RECURRENT HERPES SIMPLEX INFECTIONS OF UPPER EXTREMITIES WITH LYMPHANGITIS: Report of Three Cases with Virus Studies in Two

Author Affiliations

MEDICAL CORPS, ARMY OF THE UNITED STATES; ARLINGTON, VA.

From the Dermatology and Syphilology Section, Walter Reed Army Hospital, Washington, D. C. (Lieutenant Colonel William N. Piper, Medical Corps, Army of the United States, Chief of Section), and the Department of Dermatology and Syphilology, Georgetown University School of Medicine, Washington, D. C.

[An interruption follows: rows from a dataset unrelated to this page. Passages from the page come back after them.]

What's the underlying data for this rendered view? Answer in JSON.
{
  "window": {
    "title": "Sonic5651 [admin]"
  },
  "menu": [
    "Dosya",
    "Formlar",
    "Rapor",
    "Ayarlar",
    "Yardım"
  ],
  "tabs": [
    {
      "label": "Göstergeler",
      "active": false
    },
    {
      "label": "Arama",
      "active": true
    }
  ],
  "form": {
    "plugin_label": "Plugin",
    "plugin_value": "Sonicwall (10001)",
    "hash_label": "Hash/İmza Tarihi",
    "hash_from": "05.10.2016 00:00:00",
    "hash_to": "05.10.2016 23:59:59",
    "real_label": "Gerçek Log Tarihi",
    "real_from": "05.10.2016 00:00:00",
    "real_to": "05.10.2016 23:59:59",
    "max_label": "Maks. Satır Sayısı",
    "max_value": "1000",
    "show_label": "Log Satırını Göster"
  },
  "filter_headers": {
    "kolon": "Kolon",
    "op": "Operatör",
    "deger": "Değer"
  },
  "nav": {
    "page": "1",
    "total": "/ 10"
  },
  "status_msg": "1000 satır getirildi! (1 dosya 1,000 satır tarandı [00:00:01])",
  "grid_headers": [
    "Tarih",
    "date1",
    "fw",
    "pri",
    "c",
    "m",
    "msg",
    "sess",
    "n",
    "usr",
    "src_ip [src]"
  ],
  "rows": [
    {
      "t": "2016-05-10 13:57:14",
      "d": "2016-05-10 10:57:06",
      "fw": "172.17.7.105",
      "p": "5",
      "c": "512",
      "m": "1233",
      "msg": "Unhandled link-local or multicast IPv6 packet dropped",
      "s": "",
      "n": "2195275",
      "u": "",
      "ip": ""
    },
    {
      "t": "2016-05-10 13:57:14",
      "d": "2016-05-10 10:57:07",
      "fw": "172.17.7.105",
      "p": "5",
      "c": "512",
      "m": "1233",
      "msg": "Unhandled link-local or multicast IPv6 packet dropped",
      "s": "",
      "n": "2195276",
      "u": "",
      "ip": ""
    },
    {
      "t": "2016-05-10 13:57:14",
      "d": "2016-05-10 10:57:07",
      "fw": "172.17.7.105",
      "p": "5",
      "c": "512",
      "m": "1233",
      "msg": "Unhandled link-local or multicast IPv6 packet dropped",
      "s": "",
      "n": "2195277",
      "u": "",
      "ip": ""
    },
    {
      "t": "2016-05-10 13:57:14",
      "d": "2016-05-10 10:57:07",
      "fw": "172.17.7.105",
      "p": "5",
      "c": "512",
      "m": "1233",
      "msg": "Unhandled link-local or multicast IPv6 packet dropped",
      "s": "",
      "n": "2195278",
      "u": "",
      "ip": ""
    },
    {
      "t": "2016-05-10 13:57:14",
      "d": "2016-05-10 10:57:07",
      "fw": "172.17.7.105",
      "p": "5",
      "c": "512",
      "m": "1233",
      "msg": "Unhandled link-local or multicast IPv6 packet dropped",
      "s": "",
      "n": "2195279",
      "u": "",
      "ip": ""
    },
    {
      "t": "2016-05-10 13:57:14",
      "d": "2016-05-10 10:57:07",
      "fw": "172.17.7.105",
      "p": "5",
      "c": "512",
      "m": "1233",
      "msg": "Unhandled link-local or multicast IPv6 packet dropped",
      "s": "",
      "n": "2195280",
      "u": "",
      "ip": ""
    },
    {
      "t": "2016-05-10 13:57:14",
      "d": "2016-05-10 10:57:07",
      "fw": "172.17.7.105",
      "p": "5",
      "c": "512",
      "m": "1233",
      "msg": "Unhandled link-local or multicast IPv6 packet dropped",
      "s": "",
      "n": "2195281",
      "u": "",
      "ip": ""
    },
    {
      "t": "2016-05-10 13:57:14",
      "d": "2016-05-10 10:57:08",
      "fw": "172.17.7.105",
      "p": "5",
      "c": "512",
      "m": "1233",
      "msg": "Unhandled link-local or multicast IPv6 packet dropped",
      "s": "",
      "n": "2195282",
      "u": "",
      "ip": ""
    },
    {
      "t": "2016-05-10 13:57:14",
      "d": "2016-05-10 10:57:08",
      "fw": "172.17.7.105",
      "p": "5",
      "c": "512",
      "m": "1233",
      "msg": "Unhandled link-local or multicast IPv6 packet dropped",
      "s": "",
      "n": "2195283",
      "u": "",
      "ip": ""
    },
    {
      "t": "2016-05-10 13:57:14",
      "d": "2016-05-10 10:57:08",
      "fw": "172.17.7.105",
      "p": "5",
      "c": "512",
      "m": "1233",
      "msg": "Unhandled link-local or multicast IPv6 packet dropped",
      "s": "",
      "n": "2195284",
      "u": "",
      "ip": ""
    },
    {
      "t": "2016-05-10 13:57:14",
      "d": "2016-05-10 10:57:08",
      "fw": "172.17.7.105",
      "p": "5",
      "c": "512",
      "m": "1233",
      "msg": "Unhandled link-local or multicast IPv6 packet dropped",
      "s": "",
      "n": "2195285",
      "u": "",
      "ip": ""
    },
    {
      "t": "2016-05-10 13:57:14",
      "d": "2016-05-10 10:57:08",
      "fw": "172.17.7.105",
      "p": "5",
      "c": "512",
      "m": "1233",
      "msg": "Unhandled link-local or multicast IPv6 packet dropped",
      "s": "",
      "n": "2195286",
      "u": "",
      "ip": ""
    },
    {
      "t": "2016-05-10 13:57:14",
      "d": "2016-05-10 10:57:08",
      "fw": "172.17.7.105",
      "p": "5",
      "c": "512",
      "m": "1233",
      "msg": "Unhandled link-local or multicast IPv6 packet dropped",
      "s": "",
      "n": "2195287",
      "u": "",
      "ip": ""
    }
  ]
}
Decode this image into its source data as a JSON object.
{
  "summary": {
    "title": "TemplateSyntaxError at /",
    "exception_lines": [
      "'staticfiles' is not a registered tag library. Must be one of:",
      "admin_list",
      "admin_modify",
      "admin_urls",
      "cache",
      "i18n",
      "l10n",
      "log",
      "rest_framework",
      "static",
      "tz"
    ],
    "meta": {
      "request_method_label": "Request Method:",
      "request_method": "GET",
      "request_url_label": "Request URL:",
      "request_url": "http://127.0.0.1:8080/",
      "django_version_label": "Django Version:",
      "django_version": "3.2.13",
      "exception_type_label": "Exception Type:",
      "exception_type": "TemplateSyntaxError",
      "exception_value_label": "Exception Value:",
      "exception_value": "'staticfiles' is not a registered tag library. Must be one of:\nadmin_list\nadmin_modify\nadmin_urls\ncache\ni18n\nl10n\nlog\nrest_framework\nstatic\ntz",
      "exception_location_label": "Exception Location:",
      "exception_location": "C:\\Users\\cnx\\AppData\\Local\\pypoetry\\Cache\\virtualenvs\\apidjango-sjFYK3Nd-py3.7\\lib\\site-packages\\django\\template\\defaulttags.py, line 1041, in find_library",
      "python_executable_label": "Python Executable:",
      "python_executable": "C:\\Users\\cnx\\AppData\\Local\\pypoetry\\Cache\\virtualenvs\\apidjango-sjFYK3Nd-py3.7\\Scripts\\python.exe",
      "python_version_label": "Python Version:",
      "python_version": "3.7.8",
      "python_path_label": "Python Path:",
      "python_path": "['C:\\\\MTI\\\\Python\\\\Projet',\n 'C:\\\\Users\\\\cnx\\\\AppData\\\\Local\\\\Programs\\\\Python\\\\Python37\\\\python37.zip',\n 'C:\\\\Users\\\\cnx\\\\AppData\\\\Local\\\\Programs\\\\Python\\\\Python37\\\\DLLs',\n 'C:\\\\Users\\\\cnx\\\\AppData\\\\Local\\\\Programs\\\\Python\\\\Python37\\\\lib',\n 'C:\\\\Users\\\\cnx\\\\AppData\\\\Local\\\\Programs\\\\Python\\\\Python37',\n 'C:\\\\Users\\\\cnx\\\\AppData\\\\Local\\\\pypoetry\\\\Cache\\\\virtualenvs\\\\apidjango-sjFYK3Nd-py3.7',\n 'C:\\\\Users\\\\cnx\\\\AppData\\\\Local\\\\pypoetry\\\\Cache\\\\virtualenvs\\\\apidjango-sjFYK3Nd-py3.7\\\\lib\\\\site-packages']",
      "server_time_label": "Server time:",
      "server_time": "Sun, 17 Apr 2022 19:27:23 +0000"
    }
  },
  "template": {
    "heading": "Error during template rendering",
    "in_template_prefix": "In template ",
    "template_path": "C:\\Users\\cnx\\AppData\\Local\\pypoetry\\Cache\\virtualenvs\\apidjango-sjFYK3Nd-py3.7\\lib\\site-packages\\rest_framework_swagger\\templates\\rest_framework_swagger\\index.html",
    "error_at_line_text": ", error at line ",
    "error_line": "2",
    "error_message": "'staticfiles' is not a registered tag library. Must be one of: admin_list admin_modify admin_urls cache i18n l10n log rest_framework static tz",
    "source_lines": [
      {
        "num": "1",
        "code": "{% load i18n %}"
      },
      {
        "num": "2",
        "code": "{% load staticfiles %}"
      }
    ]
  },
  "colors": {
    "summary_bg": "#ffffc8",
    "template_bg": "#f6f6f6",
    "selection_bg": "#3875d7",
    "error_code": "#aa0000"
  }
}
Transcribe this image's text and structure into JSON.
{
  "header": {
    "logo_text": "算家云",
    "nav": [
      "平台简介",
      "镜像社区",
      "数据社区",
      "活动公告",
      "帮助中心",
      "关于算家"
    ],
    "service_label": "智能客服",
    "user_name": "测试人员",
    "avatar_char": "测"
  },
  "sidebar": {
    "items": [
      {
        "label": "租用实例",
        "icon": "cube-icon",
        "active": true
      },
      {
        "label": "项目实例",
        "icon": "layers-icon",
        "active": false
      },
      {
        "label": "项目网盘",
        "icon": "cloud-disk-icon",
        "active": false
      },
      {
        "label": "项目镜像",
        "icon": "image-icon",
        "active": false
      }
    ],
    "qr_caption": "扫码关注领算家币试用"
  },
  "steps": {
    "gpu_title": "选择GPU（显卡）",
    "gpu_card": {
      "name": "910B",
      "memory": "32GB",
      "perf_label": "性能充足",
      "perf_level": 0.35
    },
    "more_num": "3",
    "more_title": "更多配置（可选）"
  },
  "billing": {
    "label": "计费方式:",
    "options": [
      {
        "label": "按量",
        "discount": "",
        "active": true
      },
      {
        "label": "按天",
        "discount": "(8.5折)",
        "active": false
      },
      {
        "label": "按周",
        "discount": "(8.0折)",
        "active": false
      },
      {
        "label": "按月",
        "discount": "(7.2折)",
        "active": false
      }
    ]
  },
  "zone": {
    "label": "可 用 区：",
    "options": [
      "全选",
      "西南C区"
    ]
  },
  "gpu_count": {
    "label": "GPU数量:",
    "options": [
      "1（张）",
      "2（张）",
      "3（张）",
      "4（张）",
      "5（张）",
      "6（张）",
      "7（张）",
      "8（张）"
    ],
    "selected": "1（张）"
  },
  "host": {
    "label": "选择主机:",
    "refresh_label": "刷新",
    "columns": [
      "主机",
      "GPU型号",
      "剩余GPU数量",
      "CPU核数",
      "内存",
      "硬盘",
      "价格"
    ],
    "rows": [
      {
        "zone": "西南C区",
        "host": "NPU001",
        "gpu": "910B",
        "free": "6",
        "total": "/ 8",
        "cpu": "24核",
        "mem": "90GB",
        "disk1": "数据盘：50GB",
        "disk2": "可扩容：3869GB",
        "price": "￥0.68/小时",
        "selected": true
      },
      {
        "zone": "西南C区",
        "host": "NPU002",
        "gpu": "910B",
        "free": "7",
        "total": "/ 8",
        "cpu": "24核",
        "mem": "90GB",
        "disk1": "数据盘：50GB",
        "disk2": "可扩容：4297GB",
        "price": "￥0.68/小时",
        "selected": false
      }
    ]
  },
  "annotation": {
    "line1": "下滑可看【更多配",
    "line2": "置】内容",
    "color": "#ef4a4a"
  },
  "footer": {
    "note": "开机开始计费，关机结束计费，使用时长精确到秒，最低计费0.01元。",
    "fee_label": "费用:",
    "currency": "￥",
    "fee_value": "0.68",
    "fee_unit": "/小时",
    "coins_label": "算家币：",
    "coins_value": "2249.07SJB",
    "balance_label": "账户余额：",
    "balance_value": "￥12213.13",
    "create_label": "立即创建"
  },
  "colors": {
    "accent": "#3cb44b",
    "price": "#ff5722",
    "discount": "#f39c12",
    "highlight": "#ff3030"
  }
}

AMA Arch Derm Syphilol. 1953;67(1):37-41. doi:10.1001/archderm.1953.01540010041005
Abstract

THE PROTEAN nature of infections due to the virus of herpes simplex has been repeatedly emphasized, and unusual clinical manifestations caused by this virus are being recorded with increasing frequency.1 Herpes simplex infections occurring on the fingers or forearms, however, have been described only rarely, and their association with lymphangitis is even more unusal.2 Furthermore, actual identification of the virus has been accomplished only in occasional instances.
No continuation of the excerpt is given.